Unpatched Vulnerabilities and Errors
When software is outdated or hasn’t received the latest security patches it's vulnerable to cybersecurity threats. When it is managed by the organization’s IT, all software is updated with security patches. Without regular support or updates, shadow IT tools are bound to have unpatched vulnerabilities which bad actors may exploit. And it may have errors or bugs which can affect the output
Many industries have strict regulations on how to handle data—particularly if they’re handling customer data.
For example, in health-tech, HIPAA rules dictate who is allowed to handle patient data, and where and how it can be stored. And every tool or software that these companies use to handle patient data is verified to be compliant with industry regulations. By using shadow IT, employees are exposing patient data to systems that may not be HIPAA compliant.
On a more mundane level, software used in shadow IT may need licenses for enterprise use. Ignoring that requirement puts the company at further legal and financial risks. Savvy software vendors are proactive about who is using their software and how and may pursue action in the case of misuse or misrepresentation.
Risks of Shadow IT
Shadow IT presents a lot of risks to the organization. Here are a few of them.
Visibility and Control
Organizations need complete transparency of their assets to make good decisions. In fact, many organizations are currently struggling with data silos imposed by the different systems being used. Without visibility and control, it is difficult for them to pursue digital transformation.
Attack Surface Expansion
When employees are using tools of their own choice without getting them verified or tested by the IT department, they’re putting a larger target on the organization. Every new tool introduced by the employees presents its own list of vulnerabilities and without properly analyzing the risk, they risk expanding the attack surface for bad actors.

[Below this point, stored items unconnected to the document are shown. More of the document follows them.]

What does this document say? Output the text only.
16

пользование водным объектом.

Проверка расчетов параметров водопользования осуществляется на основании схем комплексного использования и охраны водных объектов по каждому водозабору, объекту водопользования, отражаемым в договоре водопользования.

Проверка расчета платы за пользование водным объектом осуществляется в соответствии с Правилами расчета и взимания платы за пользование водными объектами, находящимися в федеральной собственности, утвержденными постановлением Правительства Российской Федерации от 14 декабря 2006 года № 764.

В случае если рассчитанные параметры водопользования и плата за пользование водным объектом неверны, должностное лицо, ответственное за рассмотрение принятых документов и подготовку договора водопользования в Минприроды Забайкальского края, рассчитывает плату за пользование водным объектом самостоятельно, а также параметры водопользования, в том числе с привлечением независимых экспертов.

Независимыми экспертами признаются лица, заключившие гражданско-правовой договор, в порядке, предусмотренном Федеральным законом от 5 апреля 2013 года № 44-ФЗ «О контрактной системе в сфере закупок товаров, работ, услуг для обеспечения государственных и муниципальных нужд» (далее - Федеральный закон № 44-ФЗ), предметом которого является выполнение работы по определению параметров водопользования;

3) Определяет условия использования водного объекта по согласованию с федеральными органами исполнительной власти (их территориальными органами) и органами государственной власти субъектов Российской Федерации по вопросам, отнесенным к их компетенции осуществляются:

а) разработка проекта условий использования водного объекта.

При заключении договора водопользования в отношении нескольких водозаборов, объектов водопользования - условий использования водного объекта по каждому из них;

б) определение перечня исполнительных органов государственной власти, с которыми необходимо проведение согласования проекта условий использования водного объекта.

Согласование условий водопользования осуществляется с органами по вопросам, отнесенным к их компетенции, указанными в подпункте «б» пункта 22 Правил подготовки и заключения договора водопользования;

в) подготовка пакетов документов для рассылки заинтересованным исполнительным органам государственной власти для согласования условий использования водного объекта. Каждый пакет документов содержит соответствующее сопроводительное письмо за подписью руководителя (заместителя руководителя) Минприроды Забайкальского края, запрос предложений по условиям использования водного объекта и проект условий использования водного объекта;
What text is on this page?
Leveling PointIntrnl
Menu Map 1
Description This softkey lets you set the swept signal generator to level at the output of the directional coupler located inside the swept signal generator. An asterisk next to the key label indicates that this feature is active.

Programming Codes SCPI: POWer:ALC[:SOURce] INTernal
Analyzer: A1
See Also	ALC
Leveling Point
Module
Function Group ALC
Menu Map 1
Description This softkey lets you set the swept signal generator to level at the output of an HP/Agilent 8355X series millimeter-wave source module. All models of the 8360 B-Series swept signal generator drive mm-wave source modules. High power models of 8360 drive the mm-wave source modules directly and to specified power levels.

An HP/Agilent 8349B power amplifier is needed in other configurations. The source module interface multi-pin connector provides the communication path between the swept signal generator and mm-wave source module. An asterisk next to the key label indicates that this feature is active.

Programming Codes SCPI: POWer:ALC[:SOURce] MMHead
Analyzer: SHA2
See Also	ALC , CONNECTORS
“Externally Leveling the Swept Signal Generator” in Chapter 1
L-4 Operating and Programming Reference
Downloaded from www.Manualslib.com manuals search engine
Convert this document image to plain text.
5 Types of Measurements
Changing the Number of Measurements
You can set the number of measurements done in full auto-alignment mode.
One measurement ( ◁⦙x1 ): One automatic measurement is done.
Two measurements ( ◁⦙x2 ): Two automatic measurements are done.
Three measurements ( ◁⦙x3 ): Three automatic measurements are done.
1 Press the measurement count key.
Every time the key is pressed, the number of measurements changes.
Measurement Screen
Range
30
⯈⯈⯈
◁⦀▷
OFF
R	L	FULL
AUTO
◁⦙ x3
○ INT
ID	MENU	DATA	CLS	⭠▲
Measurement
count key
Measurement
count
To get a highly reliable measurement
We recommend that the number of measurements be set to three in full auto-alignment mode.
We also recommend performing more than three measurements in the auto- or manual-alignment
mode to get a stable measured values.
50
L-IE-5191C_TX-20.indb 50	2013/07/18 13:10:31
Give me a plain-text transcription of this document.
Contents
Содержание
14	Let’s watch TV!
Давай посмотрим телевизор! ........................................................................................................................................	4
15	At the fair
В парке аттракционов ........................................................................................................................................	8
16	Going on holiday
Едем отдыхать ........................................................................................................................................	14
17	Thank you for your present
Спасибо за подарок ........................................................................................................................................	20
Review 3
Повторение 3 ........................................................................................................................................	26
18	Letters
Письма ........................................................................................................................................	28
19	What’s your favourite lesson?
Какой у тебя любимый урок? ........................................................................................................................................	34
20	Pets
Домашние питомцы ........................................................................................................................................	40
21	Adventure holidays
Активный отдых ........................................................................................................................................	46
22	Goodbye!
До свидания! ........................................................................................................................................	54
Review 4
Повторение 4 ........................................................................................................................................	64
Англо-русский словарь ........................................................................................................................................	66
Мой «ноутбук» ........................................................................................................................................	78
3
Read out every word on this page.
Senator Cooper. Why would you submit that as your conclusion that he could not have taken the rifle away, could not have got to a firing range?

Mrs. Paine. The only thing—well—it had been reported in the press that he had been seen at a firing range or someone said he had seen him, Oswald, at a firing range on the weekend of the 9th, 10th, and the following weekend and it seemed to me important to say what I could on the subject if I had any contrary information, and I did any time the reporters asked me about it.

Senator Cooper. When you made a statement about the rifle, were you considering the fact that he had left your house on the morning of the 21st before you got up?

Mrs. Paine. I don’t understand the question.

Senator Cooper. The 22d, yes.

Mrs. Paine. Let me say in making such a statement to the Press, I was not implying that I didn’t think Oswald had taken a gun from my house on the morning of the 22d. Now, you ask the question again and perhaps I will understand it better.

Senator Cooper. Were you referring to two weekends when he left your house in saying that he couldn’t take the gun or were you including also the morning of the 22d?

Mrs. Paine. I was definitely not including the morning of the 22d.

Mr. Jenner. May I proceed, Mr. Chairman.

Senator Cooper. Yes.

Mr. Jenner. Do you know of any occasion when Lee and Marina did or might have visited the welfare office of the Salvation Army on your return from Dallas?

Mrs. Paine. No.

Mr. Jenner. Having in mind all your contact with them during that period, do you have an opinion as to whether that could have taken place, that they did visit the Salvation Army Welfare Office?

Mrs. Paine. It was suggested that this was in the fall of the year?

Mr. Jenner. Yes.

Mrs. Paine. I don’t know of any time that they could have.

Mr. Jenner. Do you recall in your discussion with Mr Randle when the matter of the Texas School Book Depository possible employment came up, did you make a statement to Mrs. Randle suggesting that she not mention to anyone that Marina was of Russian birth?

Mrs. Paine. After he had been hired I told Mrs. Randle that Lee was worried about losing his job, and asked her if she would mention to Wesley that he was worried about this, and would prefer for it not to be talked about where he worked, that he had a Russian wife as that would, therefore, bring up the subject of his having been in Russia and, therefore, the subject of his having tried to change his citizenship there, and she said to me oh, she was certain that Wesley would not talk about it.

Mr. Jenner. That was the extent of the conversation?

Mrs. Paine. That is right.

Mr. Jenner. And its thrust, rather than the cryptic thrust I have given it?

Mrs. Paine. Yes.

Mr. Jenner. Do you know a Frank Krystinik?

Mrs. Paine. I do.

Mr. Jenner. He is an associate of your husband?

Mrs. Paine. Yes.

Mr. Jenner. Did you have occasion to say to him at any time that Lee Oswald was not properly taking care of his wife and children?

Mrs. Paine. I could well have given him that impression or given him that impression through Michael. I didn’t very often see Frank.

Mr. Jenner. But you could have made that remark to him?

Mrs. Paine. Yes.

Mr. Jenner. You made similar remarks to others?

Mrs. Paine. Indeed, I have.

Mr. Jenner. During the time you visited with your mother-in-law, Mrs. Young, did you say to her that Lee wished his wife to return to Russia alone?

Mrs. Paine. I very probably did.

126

If the organization is familiar with the different tools they are using, they can optimize the workflow accordingly. Part of their purview is finding solutions that work along with the rest of their systems. With shadow IT, workflow will be suboptimal and can lead to overall inefficiencies.
How to reduce shadow IT risks
Here are key takeaways as you work to reduce shadow IT in your organization.
Build a Flexible Corporate Policy
A flexible corporate policy allows employees to demand the tools they need and get them quickly. It empowers employees to use the best tools for the job without compromising the safety of the organization. A flexible corporate policy makes use of the power of shadow IT instead of letting it compromise the organization.
Educate Your Employees on Shadow IT
Make your employees aware of the risks of shadow IT and how it can affect the company. Make sure they know how to properly request a new solution. And make them part of the decision-making process when purchasing new tools.
Give Your Employees the Tools They Need
While obvious, one of the main reasons employees resort to shadow IT is because they are simply not satisfied with the solutions they have. Making sure that they have the tools they need, and consistently checking in to see if they’re satisfied will help organizations reduce their shadow IT use.
Keep an Eye on the Cloud
When organizations move their operations to the cloud, it can change how shadow IT works within your organizations. Employees could rely on more shadow SaaS solutions, but the move to the cloud can also reduce their dependence on overall shadow IT.